It’s springtime, which means that electric pressure cooker you got for Christmas has taken up residence in your kitchen for a few months now.
Perhaps you’re like me, and let it sit in its box for several weeks before you decided that you for sure wanted to keep it. Maybe you’re more confident with small appliances and ripped the box open, boldly prying it from it’s styrofoam entrapment and immediately started perusing Pinterest for some mouth watering recipes.
Regardless of which you identify with more, you most likely experienced at least a few moments of pressure cooker reluctance.
Perhaps you even had the thought, “Why do I need this? My crockpot is just fine. It may have killed Jack Pearson on “This Is Us,” but that’s probably an unlikely scenario.
Sure, it takes 8 hours to make me dinner and there are permanent food stains adorning the inside of it. But it’s reliable, familiar, and comfortable. With a crockpot, you can continually peak under that lid all day long if you wanted to, receiving constant reassurance that your food is safe, it still smells appetizing, and things look like they’re going to be ok.
That Pressure Cooker, on the Other Hand…
In contrast, the pressure cooker requires complete commitment.

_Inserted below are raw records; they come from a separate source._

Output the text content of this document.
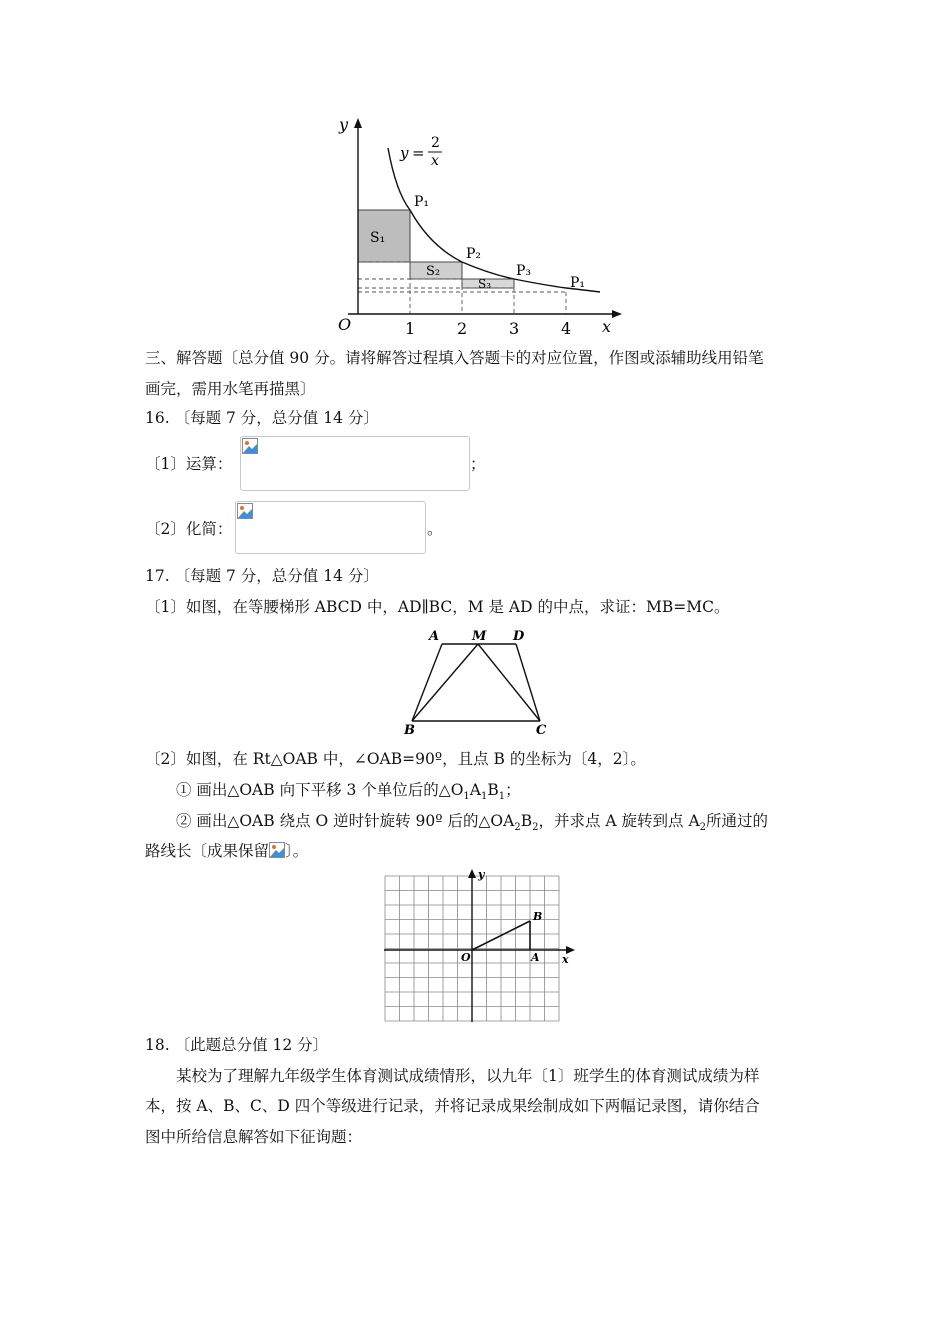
y
O	x
1	2	3	4
y =
2
x
P₁
P₂
P₃
P₁
S₁
S₂
S₃
三、解答题〔总分值 90 分。请将解答过程填入答题卡的对应位置，作图或添辅助线用铅笔
画完，需用水笔再描黑〕
16. 〔每题 7 分，总分值 14 分〕
〔1〕运算：	；
〔2〕化简：	。
17. 〔每题 7 分，总分值 14 分〕
〔1〕如图，在等腰梯形 ABCD 中，AD∥BC，M 是 AD 的中点，求证：MB=MC。
A	M D
B	C
〔2〕如图，在 Rt△OAB 中，∠OAB=90º，且点 B 的坐标为〔4，2〕。
① 画出△OAB 向下平移 3 个单位后的$\triangle O_1A_1B_1$；
② 画出△OAB 绕点 O 逆时针旋转 90º 后的$\triangle OA_2B_2$，并求点 A 旋转到点 $A_2$所通过的
路线长〔成果保留 〕。
y
x
O	A
B
18. 〔此题总分值 12 分〕
某校为了理解九年级学生体育测试成绩情形，以九年〔1〕班学生的体育测试成绩为样
本，按 A、B、C、D 四个等级进行记录，并将记录成果绘制成如下两幅记录图，请你结合
图中所给信息解答如下征询题：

After prepping your food, you must retrieve the giant lid that looks like it was designed by NASA, cover your food and click the lid in place. Things are beeping, lights are flashing, and you realize that you’re completely letting go of the fate of that chuck roast. It’s out of your hands now. You are NOT in control. You hear a sudden burst of steam. Then a thud. What’s happening in there? You can’t find out, it’s too late now. Opening it would mean releasing steam and then having to start all over again.
At this point, it’s better to distract oneself with a back up side dish, so if your roast comes out looking like something that should be shrink-wrapped and sold in the jerky aisle, you can at least put out a nice salad.
Also, now that you have a pressure cooker, everything you thought you knew about cooking is obsolete. An hour to cook a whole chicken? Try 22 minutes. Twelve minutes for a bag of pasta? Try 5. How am I supposed to plan a meal under such bizarre circumstances?
The Big Moment
You hear a beep and you see some flashing red lights. It’s the moment of truth.
You put on your bulkiest oven mitt. Armed for a possible alien encounter, you turn the knob to release the pressure. Steam gushes from the top and you cover your head to protect yourself from any possible debris. You then you hear a friendly chiming sound. You twist open the lid, and to your amazement, you have the most beautiful looking pot roast you have ever seen. Julia Child would scratch her head in amazement at the sight of it.
You spear your roast with a large fork to lift it out but it nearly splits in two, with tender pieces falling onto a steaming bed of caramelized onions and buttery carrots. Just 90 minutes before, you said goodbye to this large, red piece of meat and those chunks of raw vegetables. It all tastes as if its been simmering in a cast iron pot over a wood fire for hours, while you gave it your constant attendance, poking it and altering its seasoning.
You have new respect for this strange and unusual appliance. Before long, it becomes your dear friend to whom you whisper words of gratitude when it’s 5pm and you haven’t defrosted anything for dinner. Pressure cooker to the rescue! You want to paint racing stripes on it and build it its very own display cabinet. It makes you look like you know what you’re doing.
Thank you, dear pressure cooker. I’m sorry I ever doubted you.